The other reason why this is no big deal (anymore) is that the Snowden leaks have shown that the NSA has total control over all iPhones.

Why should we even bother talking about bugs like this anymore? Pure distraction.


Which is worse: the NSA having total control over all iPhones (citation? I obviously haven't been paying enough attention), or the NSA and all the (other) bad guys in the world having total control ...? Sure, they're both terrible, but I'd take the former over the latter.


> the Snowden leaks have shown that the NSA has total control over all iPhones

You mean: had total control over all the original iPhones that they could get physical access to. (back when jailbreaking was extremely simple and common)

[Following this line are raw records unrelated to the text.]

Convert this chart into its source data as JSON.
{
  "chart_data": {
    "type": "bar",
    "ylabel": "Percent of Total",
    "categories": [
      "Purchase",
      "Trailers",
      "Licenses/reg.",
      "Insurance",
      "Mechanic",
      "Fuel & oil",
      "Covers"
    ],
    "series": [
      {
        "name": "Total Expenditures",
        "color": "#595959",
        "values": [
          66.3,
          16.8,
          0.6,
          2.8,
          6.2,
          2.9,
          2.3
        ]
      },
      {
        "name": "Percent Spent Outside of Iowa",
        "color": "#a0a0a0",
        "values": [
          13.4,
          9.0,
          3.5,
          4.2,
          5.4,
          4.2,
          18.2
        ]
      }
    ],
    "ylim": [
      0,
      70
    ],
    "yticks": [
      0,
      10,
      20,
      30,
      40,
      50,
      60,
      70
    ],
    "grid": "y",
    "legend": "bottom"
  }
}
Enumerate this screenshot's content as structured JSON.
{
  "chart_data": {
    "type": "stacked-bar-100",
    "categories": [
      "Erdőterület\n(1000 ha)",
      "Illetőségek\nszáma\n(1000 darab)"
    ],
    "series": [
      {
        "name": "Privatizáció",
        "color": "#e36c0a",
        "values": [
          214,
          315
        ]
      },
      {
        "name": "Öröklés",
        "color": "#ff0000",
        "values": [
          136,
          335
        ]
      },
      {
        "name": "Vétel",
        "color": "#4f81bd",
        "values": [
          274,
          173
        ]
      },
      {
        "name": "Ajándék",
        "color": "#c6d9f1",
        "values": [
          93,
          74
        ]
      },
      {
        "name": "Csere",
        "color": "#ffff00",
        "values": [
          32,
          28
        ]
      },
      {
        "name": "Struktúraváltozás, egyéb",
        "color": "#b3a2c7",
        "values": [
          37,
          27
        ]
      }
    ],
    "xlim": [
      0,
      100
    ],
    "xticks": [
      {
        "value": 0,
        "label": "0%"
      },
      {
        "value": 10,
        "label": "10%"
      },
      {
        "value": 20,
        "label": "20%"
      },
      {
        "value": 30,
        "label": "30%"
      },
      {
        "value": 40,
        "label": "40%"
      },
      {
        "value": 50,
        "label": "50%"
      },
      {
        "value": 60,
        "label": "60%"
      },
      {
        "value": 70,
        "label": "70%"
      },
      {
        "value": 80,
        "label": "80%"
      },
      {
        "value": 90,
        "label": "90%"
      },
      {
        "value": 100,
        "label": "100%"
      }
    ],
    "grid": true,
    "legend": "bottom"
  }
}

Where does the "physical access" part come from? And if that was the case, why would it be impossible now?

One of the sources: http://www.forbes.com/sites/erikkain/2013/12/30/the-nsa-repo...


From the slide on your very link: "The initial release of DROPOUTJEEP will focus on installing the implant via close access methods. A remote installation capability will be pursued in a future release."

Basically how it worked was they jailbroke your iPhone and installed spyware on it. Is it quite likely that today, 7 years later, they have a remote 0day to do the same? Absolutely. But there's no proof that "the NSA has total control over all iPhones".


What strikes me is that the bug looks like a typo but it implements a logic error and that logic error pretty much negates everything the library represents itself as doing and what the library represents itself as doing is providing a foundation upon which signals security relies.

Suppose a contractor was hired by the NSA to write an exploit with equivalent function. How could it be crafted more cleverly?